Отец Педро улыбался не так уж часто. Не будучи ни Лас Касасом, ни Хуниперо Серра[1], он, однако, отличался глубокой серьезностью, как все апостолы, посвятившие жизнь проповедованию учения, созданного кем-то другим. На этот раз в улыбке отца Педро светилась не только обыкновенная человеческая радость, но и религиозное умиление: его взгляд с особым удовольствием остановился на видневшейся среди виноградных лоз белокурой голове его служки Франсиско, певшего, кроме того, в хоре, и он с наслаждением слушал мелодичный псалом, который мальчик, прилежно работая, напевал необычайно нежным и высоким сопрано.
И вдруг псалом оборвался криком испуга. Мальчик бросился к отцу Педро, вцепился в его сутану и даже попытался спрятать в ней свою кудрявую голову.
– Ну-ну, – проговорил отец Педро, с некоторым раздражением отстраняя его от себя. – Кто там? Нечистый прячется в наших каталанских лозах или один из этих язычников-американос из Монтерея? Ну?
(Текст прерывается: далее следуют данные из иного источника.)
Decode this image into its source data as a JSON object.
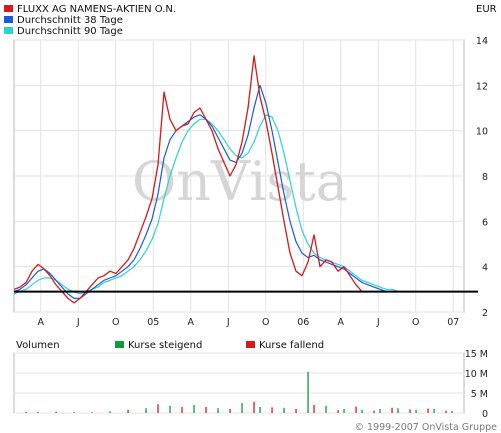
{
  "header": {
    "currency": "EUR"
  },
  "legend": [
    {
      "label": "FLUXX AG NAMENS-AKTIEN O.N.",
      "color": "#d41a1a"
    },
    {
      "label": "Durchschnitt 38 Tage",
      "color": "#1a5adc"
    },
    {
      "label": "Durchschnitt 90 Tage",
      "color": "#2ed3d0"
    }
  ],
  "watermark": "OnVista",
  "volume_panel": {
    "label": "Volumen",
    "legend": [
      {
        "label": "Kurse steigend",
        "color": "#129a3c"
      },
      {
        "label": "Kurse fallend",
        "color": "#d41a1a"
      }
    ]
  },
  "copyright": "© 1999-2007 OnVista Gruppe",
  "chart_data": [
    {
      "type": "line",
      "title": "",
      "xlabel": "",
      "ylabel": "",
      "x_ticks": [
        "A",
        "J",
        "O",
        "05",
        "A",
        "J",
        "O",
        "06",
        "A",
        "J",
        "O",
        "07"
      ],
      "y_ticks": [
        2,
        4,
        6,
        8,
        10,
        12,
        14
      ],
      "ylim": [
        2,
        14
      ],
      "xlim": [
        0,
        75
      ],
      "reference_line": 2.9,
      "series": [
        {
          "name": "FLUXX AG NAMENS-AKTIEN O.N.",
          "color": "#d41a1a",
          "x": [
            0,
            1,
            2,
            3,
            4,
            5,
            6,
            7,
            8,
            9,
            10,
            11,
            12,
            13,
            14,
            15,
            16,
            17,
            18,
            19,
            20,
            21,
            22,
            23,
            24,
            25,
            26,
            27,
            28,
            29,
            30,
            31,
            32,
            33,
            34,
            35,
            36,
            37,
            38,
            39,
            40,
            41,
            42,
            43,
            44,
            45,
            46,
            47,
            48,
            49,
            50,
            51,
            52,
            53,
            54,
            55,
            56,
            57,
            58,
            59,
            60,
            61,
            62,
            63,
            64,
            65,
            66,
            67,
            68,
            69,
            70,
            71,
            72,
            73,
            74,
            75
          ],
          "values": [
            3.0,
            3.1,
            3.3,
            3.8,
            4.1,
            3.9,
            3.6,
            3.2,
            2.9,
            2.6,
            2.4,
            2.6,
            2.9,
            3.2,
            3.5,
            3.6,
            3.8,
            3.7,
            4.0,
            4.3,
            4.8,
            5.5,
            6.2,
            7.0,
            8.5,
            11.7,
            10.5,
            10.0,
            10.2,
            10.3,
            10.8,
            11.0,
            10.5,
            10.0,
            9.2,
            8.6,
            8.0,
            8.5,
            9.5,
            11.0,
            13.3,
            11.5,
            10.4,
            9.0,
            7.5,
            6.0,
            4.6,
            3.8,
            3.6,
            4.2,
            5.4,
            4.0,
            4.3,
            4.2,
            3.8,
            4.0,
            3.6,
            3.2,
            2.9,
            2.9,
            2.9,
            2.9,
            2.9,
            2.9,
            2.9,
            2.9,
            2.9,
            2.9,
            2.9,
            2.9,
            2.9,
            2.9,
            2.9,
            2.9,
            2.9,
            2.9
          ]
        },
        {
          "name": "Durchschnitt 38 Tage",
          "color": "#1a5adc",
          "x": [
            0,
            1,
            2,
            3,
            4,
            5,
            6,
            7,
            8,
            9,
            10,
            11,
            12,
            13,
            14,
            15,
            16,
            17,
            18,
            19,
            20,
            21,
            22,
            23,
            24,
            25,
            26,
            27,
            28,
            29,
            30,
            31,
            32,
            33,
            34,
            35,
            36,
            37,
            38,
            39,
            40,
            41,
            42,
            43,
            44,
            45,
            46,
            47,
            48,
            49,
            50,
            51,
            52,
            53,
            54,
            55,
            56,
            57,
            58,
            59,
            60,
            61,
            62,
            63,
            64,
            65,
            66,
            67,
            68,
            69,
            70,
            71,
            72,
            73,
            74,
            75
          ],
          "values": [
            2.9,
            3.0,
            3.2,
            3.5,
            3.8,
            3.9,
            3.7,
            3.4,
            3.1,
            2.8,
            2.6,
            2.6,
            2.8,
            3.0,
            3.2,
            3.4,
            3.5,
            3.6,
            3.8,
            4.0,
            4.3,
            4.8,
            5.4,
            6.1,
            7.2,
            8.8,
            9.6,
            10.0,
            10.2,
            10.4,
            10.6,
            10.7,
            10.5,
            10.2,
            9.7,
            9.2,
            8.7,
            8.6,
            9.0,
            9.8,
            11.0,
            12.0,
            11.2,
            10.0,
            8.6,
            7.2,
            6.0,
            5.1,
            4.6,
            4.4,
            4.5,
            4.3,
            4.2,
            4.1,
            4.0,
            3.9,
            3.7,
            3.5,
            3.3,
            3.2,
            3.1,
            3.0,
            2.9,
            2.9,
            2.9,
            2.9,
            2.9,
            2.9,
            2.9,
            2.9,
            2.9,
            2.9,
            2.9,
            2.9,
            2.9,
            2.9
          ]
        },
        {
          "name": "Durchschnitt 90 Tage",
          "color": "#2ed3d0",
          "x": [
            0,
            1,
            2,
            3,
            4,
            5,
            6,
            7,
            8,
            9,
            10,
            11,
            12,
            13,
            14,
            15,
            16,
            17,
            18,
            19,
            20,
            21,
            22,
            23,
            24,
            25,
            26,
            27,
            28,
            29,
            30,
            31,
            32,
            33,
            34,
            35,
            36,
            37,
            38,
            39,
            40,
            41,
            42,
            43,
            44,
            45,
            46,
            47,
            48,
            49,
            50,
            51,
            52,
            53,
            54,
            55,
            56,
            57,
            58,
            59,
            60,
            61,
            62,
            63,
            64,
            65,
            66,
            67,
            68,
            69,
            70,
            71,
            72,
            73,
            74,
            75
          ],
          "values": [
            2.8,
            2.9,
            3.0,
            3.2,
            3.4,
            3.5,
            3.5,
            3.4,
            3.2,
            3.0,
            2.9,
            2.8,
            2.9,
            3.0,
            3.1,
            3.3,
            3.4,
            3.5,
            3.6,
            3.8,
            4.0,
            4.3,
            4.7,
            5.2,
            5.9,
            7.0,
            8.0,
            8.8,
            9.5,
            10.0,
            10.3,
            10.5,
            10.5,
            10.3,
            10.0,
            9.6,
            9.2,
            8.9,
            8.8,
            9.0,
            9.5,
            10.2,
            10.7,
            10.6,
            10.0,
            9.0,
            7.8,
            6.6,
            5.6,
            5.0,
            4.6,
            4.4,
            4.3,
            4.2,
            4.1,
            4.0,
            3.8,
            3.6,
            3.4,
            3.3,
            3.2,
            3.1,
            3.0,
            3.0,
            2.9,
            2.9,
            2.9,
            2.9,
            2.9,
            2.9,
            2.9,
            2.9,
            2.9,
            2.9,
            2.9,
            2.9
          ]
        }
      ]
    },
    {
      "type": "bar",
      "title": "",
      "xlabel": "",
      "ylabel": "",
      "y_ticks": [
        "0",
        "5 M",
        "10 M",
        "15 M"
      ],
      "ylim": [
        0,
        15
      ],
      "xlim": [
        0,
        75
      ],
      "series": [
        {
          "name": "Kurse steigend",
          "color": "#129a3c",
          "x": [
            4,
            10,
            16,
            22,
            26,
            30,
            34,
            38,
            41,
            45,
            49,
            52,
            55,
            58,
            61,
            64,
            67,
            70,
            73
          ],
          "values": [
            0.3,
            0.2,
            0.4,
            1.2,
            1.8,
            2.0,
            1.2,
            2.5,
            1.5,
            1.3,
            10.3,
            1.8,
            1.0,
            0.8,
            1.0,
            1.2,
            0.8,
            1.0,
            0.5
          ]
        },
        {
          "name": "Kurse fallend",
          "color": "#d41a1a",
          "x": [
            2,
            7,
            13,
            19,
            24,
            28,
            32,
            36,
            40,
            43,
            47,
            50,
            54,
            57,
            60,
            63,
            66,
            69,
            72
          ],
          "values": [
            0.3,
            0.3,
            0.2,
            0.8,
            2.2,
            1.5,
            1.5,
            1.0,
            2.8,
            1.4,
            1.0,
            2.0,
            0.7,
            1.6,
            0.6,
            1.3,
            0.9,
            1.1,
            0.6
          ]
        }
      ]
    }
  ]
}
– Ни то, ни другое, святой отец, – ответил мальчик; краска постепенно возвращалась на его побледневшие щеки, а его чистые глаза засветились робкой, извиняющейся улыбкой. – Ни то, ни другое. Только там – ой! – такая страшная, безобразная жаба! Она чуть на меня не прыгнула!
– Жаба на тебя чуть не прыгнула! – с явной досадой повторил отец Педро. – Что еще ты выдумаешь? Послушай меня, дитя, сколько раз я должен повторять, что тебе не подобает поддаваться этим глупым страхам и ты должен стараться их превозмочь – если нужно, то с помощью епитимьи и молитвы. Испугаться жабы! Святые угодники! Ну точно какая-нибудь глупая девочка!
Тут отец Педро вдруг умолк и кашлянул.
– Я хочу сказать, что ни один христианин не должен чураться безобидных божьих тварей. А ты всего лишь на прошлой неделе с брезгливостью отвернулся от свиньи бедной Муриеты, забыв, что сам святой Антоний даже в славе небесной взял свинью себе в верные товарищи.
– Да, святой отец. Но эта свинья была такая жирная и грязная, и от нее так скверно пахло! – ответил мальчик.
– Пахло? – с сомнением переспросил отец Педро. – Смотри, не слишком ли ты стремишься услаждать свои чувства. В последнее время я заметил, что ты набираешь слишком большие букеты роз и душистого чубучника; кто говорит, они по-своему прекрасны, но в умеренном количестве. И уж, конечно, их нельзя сравнить с цветком святой церкви – лилией.
– Но лилии не так красиво выглядят на столе трапезной и возле глинобитных стен! – возразил Франсиско капризным тоном избалованного ребенка. – А потом цветы же не виноваты, что они хорошо пахнут, как мирра и ладан. И язычников-американос я больше не боюсь. Вчера один из них зашел в сад – мальчик, вроде меня, – и он говорил со мной ласковым голосом, и лицо у него было доброе.
– А что он тебе сказал, дитя? – встревоженным голосом спросил отец Педро.
– Я не понял, что он говорил! – со смехом отозвался мальчик. – Но у него был такой же ласковый голос, как у тебя, святой отец.
– Ну что ты говоришь! – досадливо оборвал его отец Педро. – Твои сравнения так же неразумны, как твои страхи. Кроме того, разве я тебе не говорил, что христианскому ребенку не следует вступать в разговоры с этими сынами Велиала? Слушай, а ты не запомнил слова, которые он говорил?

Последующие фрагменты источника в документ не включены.